The category of all two-dimensional real commutative division algebras is shown to split into two full subcategories. One of them is equivalent to the category of the natural action of the cyclic group of order 2 on the open right half plane \(\mathbb{R}_{{ > 0}} \times \mathbb{R}\). The other one is equivalent to the category of the natural action of the dihedral group of order 6 on the set of all ellipses in \(\mathbb{R}^{2} \) which are centered at the origin and have reciprocal axis lengths. Cross-sections for the orbit sets of these group actions are easily described. Together with \(\mathbb{R}\) they classify all real commutative division algebras up to isomorphism.

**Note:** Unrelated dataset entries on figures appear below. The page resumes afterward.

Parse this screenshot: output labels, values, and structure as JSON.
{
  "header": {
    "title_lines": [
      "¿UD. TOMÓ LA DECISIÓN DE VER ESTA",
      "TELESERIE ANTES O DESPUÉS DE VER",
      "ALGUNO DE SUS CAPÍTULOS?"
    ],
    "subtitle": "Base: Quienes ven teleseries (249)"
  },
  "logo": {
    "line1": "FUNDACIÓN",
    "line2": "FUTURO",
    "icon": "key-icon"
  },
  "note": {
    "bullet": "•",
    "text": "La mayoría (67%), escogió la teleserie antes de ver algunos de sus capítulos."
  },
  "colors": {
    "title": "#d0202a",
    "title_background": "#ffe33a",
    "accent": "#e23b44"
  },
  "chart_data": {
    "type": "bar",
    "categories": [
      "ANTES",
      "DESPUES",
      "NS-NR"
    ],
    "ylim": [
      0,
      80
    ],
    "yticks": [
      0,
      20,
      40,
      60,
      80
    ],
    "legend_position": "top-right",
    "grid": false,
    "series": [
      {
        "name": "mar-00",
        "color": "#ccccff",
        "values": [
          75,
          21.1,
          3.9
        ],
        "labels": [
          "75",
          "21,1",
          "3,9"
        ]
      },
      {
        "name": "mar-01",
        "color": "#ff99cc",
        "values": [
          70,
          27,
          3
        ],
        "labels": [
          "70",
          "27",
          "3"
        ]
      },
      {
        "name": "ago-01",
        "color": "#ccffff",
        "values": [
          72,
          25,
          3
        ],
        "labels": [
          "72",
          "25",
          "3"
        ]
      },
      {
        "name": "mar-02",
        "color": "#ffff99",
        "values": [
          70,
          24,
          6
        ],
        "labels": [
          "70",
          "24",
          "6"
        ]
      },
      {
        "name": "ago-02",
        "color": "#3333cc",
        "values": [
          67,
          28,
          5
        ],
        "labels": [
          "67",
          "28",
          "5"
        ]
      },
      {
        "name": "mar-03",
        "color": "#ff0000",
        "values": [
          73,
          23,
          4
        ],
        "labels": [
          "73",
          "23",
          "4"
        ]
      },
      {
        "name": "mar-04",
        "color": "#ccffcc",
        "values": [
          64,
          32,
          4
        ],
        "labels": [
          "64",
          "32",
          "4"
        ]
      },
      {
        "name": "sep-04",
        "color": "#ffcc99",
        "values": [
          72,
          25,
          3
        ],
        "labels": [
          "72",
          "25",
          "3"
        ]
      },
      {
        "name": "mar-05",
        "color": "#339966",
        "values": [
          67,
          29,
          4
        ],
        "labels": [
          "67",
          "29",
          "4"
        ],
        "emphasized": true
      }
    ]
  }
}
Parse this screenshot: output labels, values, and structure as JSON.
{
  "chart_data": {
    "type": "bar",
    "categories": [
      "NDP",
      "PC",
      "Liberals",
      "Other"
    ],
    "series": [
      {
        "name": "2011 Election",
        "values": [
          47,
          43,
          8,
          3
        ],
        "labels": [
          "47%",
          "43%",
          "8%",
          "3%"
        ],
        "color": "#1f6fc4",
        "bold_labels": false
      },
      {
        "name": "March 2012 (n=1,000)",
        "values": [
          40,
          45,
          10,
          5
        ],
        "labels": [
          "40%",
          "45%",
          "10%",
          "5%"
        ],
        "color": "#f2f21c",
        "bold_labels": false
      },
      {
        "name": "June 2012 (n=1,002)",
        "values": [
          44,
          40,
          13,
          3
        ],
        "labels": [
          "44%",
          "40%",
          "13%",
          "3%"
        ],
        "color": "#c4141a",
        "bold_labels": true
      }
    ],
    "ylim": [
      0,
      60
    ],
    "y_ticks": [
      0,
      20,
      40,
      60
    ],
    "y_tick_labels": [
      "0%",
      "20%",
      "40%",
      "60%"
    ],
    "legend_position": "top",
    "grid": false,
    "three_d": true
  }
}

Moreover we describe all morphisms between the objects in this classifying set, thus obtaining a complete picture of the category of all real commutative division algebras, up to equivalence. This supplements earlier contributions of Kantor and Solodovnikov, Hypercomplex Numbers: An Elementary Introduction to Algebras, Nauka, Moscow, 1973; Benkart et al., Hadronic J., 4: 497–529, 1981; and Althoen and Kugler, Amer. Math. Monthly, 90: 625–635, 1983, who achieved partial results on the classification of the real commutative division algebras.